[Picasso, Le Repos ]
Diria que a desilusão da chuva não trouxe a desolação de uma manhã ausente de sol. Talvez ainda venha a surgir, como aconteceu ontem. Se isso não acontecer será uma pausa, molhada mas relaxante a dias de permanência à beira mar na confusão de vozes, bolas atiradas a quem está, como eu, tentando cavar piscinas e construir muralhas fazendo, uma outra pausa, na leitura. A abstração total ao barulho em volta não se concretiza na totalidade, não é que não apreceie a companhia dos outros mas estes "outros" não me dizem nada, fazem-me uma espécie de urticária (deve ser por isso que a minha pele arde e não pela exposição descuidada de umas horas seguidas ao sol...).
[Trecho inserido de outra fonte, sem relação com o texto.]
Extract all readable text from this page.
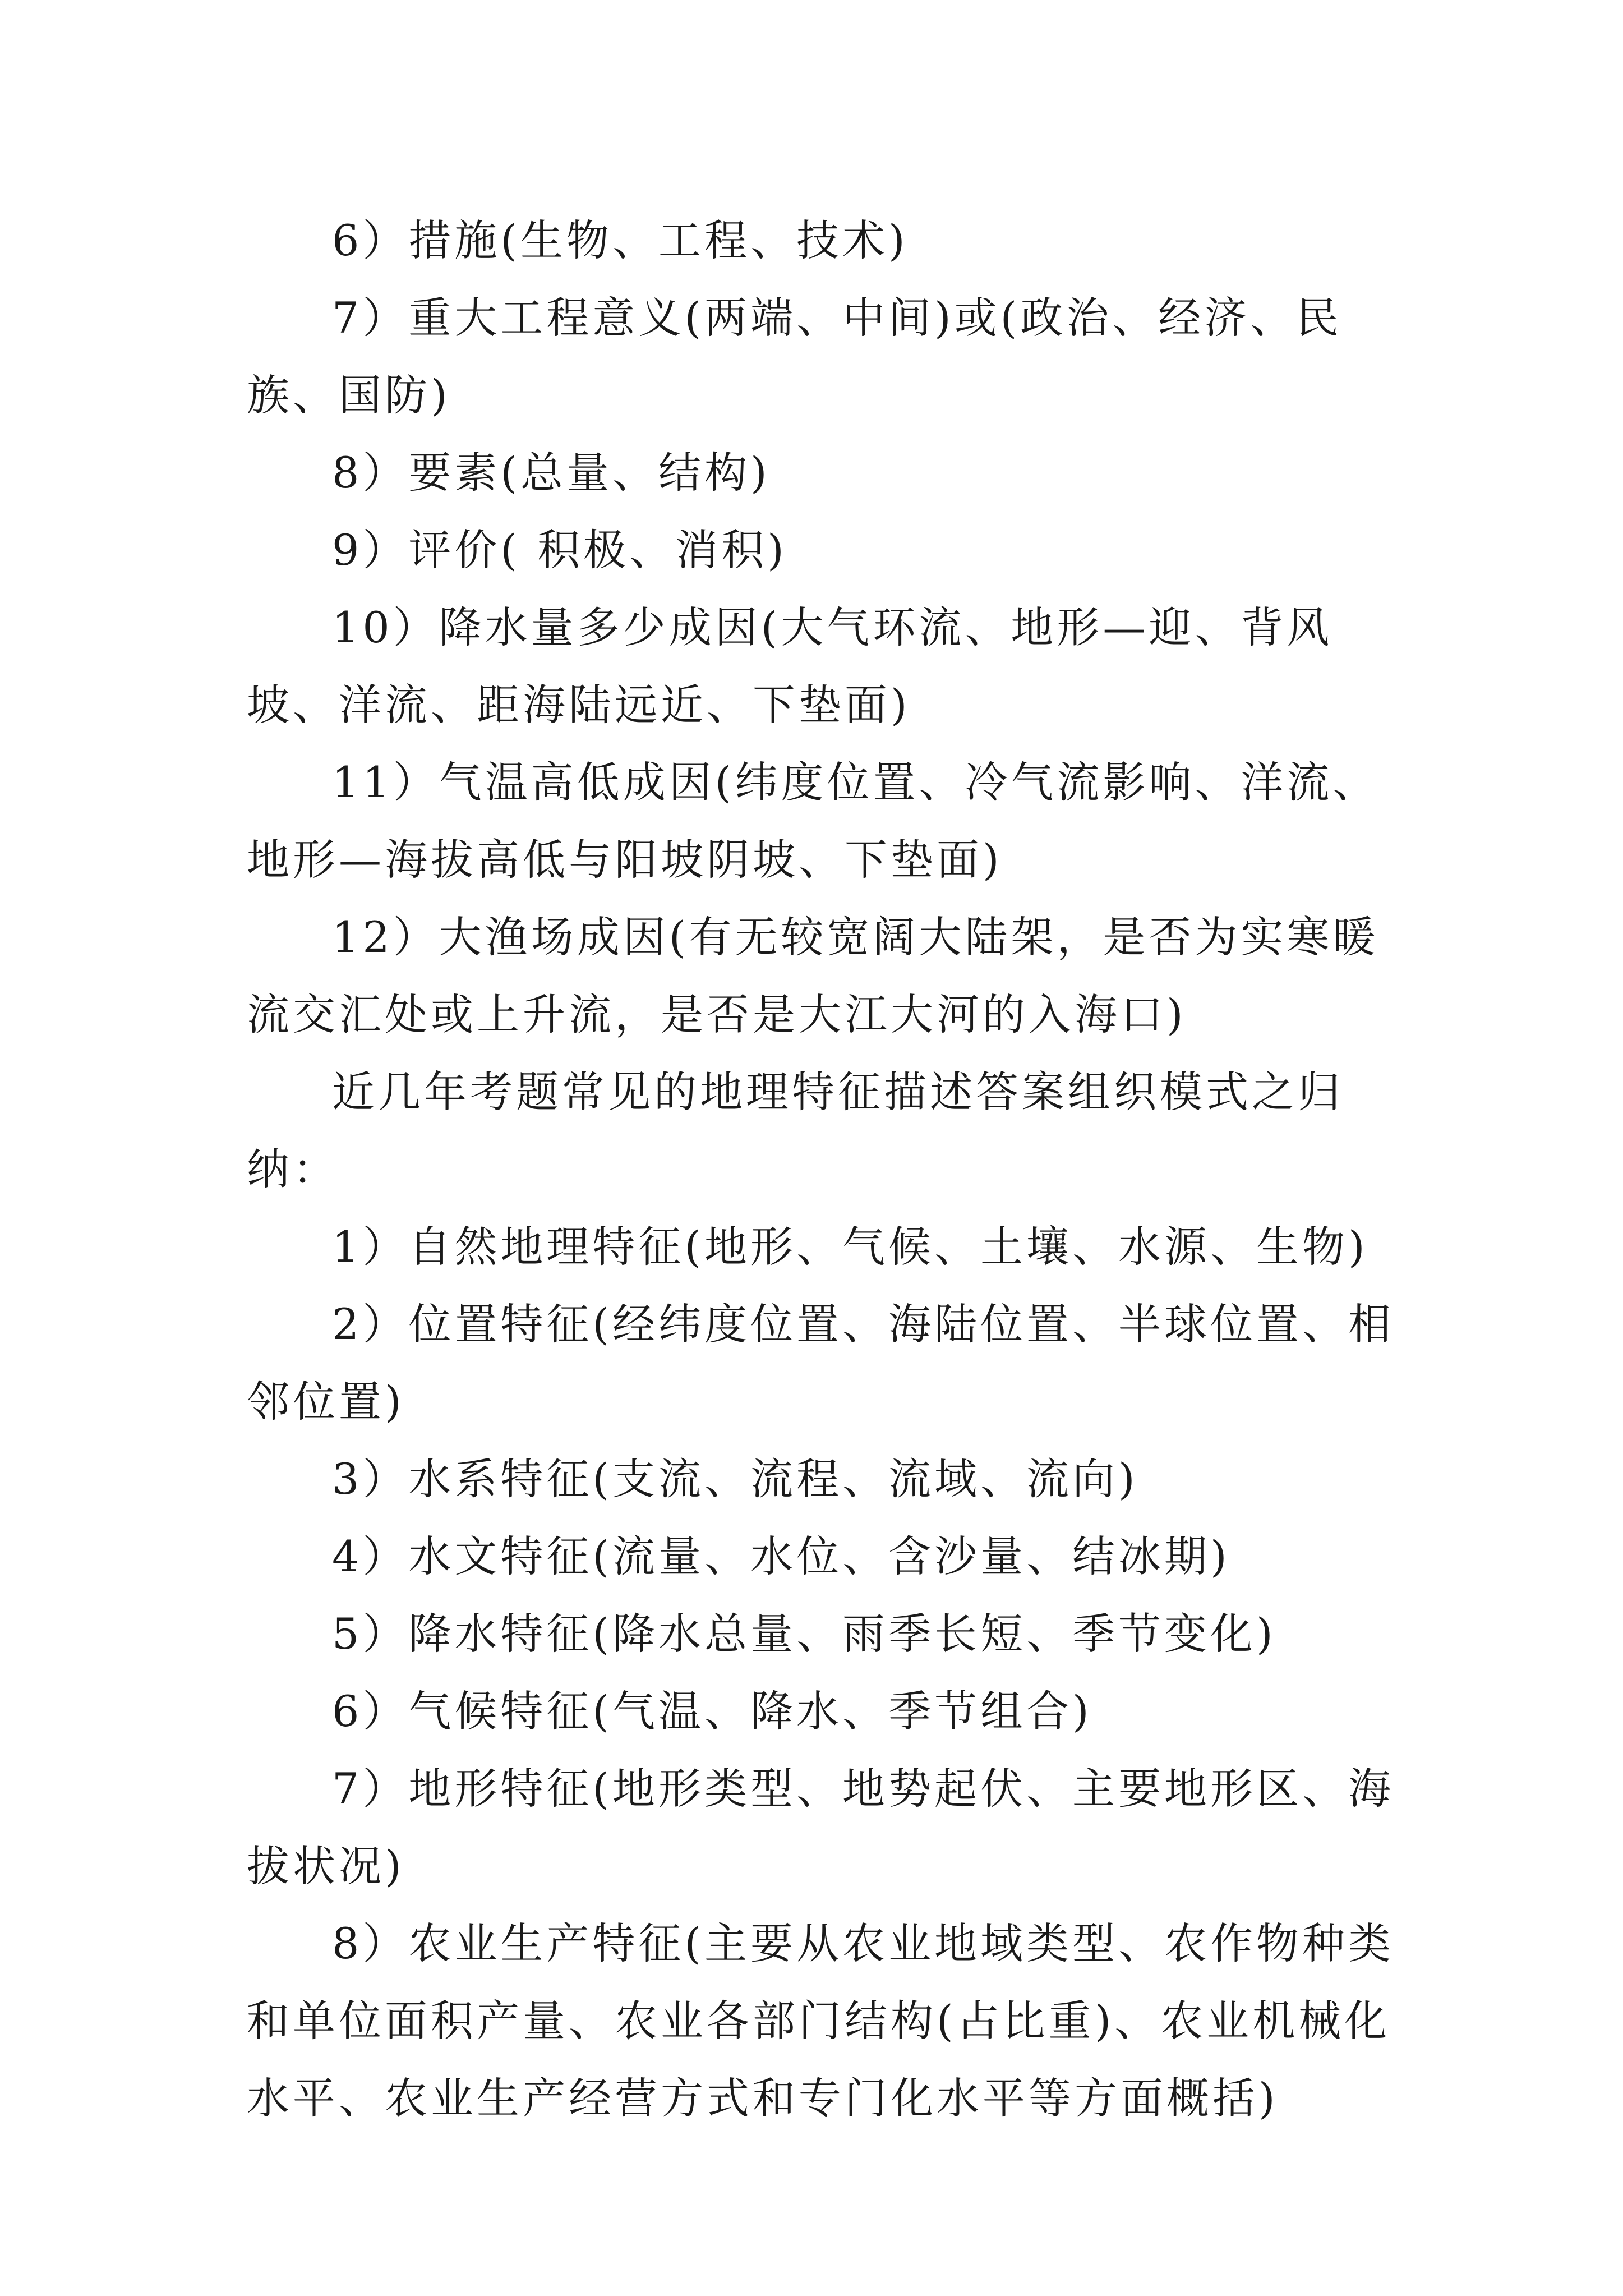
6）措施(生物、工程、技术)

7）重大工程意义(两端、中间)或(政治、经济、民族、国防)

8）要素(总量、结构)

9）评价( 积极、消积)

10）降水量多少成因(大气环流、地形—迎、背风坡、洋流、距海陆远近、下垫面)

11）气温高低成因(纬度位置、冷气流影响、洋流、地形—海拔高低与阳坡阴坡、下垫面)

12）大渔场成因(有无较宽阔大陆架，是否为实寒暖流交汇处或上升流，是否是大江大河的入海口)

近几年考题常见的地理特征描述答案组织模式之归纳：

1）自然地理特征(地形、气候、土壤、水源、生物)

2）位置特征(经纬度位置、海陆位置、半球位置、相邻位置)

3）水系特征(支流、流程、流域、流向)

4）水文特征(流量、水位、含沙量、结冰期)

5）降水特征(降水总量、雨季长短、季节变化)

6）气候特征(气温、降水、季节组合)

7）地形特征(地形类型、地势起伏、主要地形区、海拔状况)

8）农业生产特征(主要从农业地域类型、农作物种类和单位面积产量、农业各部门结构(占比重)、农业机械化水平、农业生产经营方式和专门化水平等方面概括)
Um dos grandes prazeres da praia é poder ouvir o mar. Olhá-lo, naquele espanto sempre novo de quem descobre infinitas colorações e movimentos, por isso nunca sacia. É como um amante que se vai descobrindo e nunca cansa pela certeza do gesto ou pelo eco do som cantado e repetido ao infinito. Esse diálogo usufruído no despontar do dia em que tudo paira sem pesar, à nossa volta, em que é possível sentir a quietude da natureza, ela própria desperta apenas no recolhimento da madrugada, é o momento único de comunhão, de pertença e de entrega total. E então, a paz envolve-nos, abraça-nos e mais nada é possível senão ceder-lhe.
Passado e presente entrecuzam-se como imagens sobrepostas que desdobro perante o olhar e a memória. Largos areais, recantos divididos pelas rochas, pequenos lagos onde os raios de sol penetram em reflexos de céu azul, abertos apenas aos nossos olhos inocentes e acolhendo, na areia intacta, o formato dos nossos passos hesitantes. A adolescência trouxe a descoberta de outros passos, a nossa curisosidade atenta, permitindo e partilhando outras presenças. Paraíso descoberto e, por isso, de regresso impossível ao estado original.
A passagem dos anos deve trazer-nos este desejo de recuperação, de silêncio necessário quando os nosso pensamentos se tornam inaudíveis.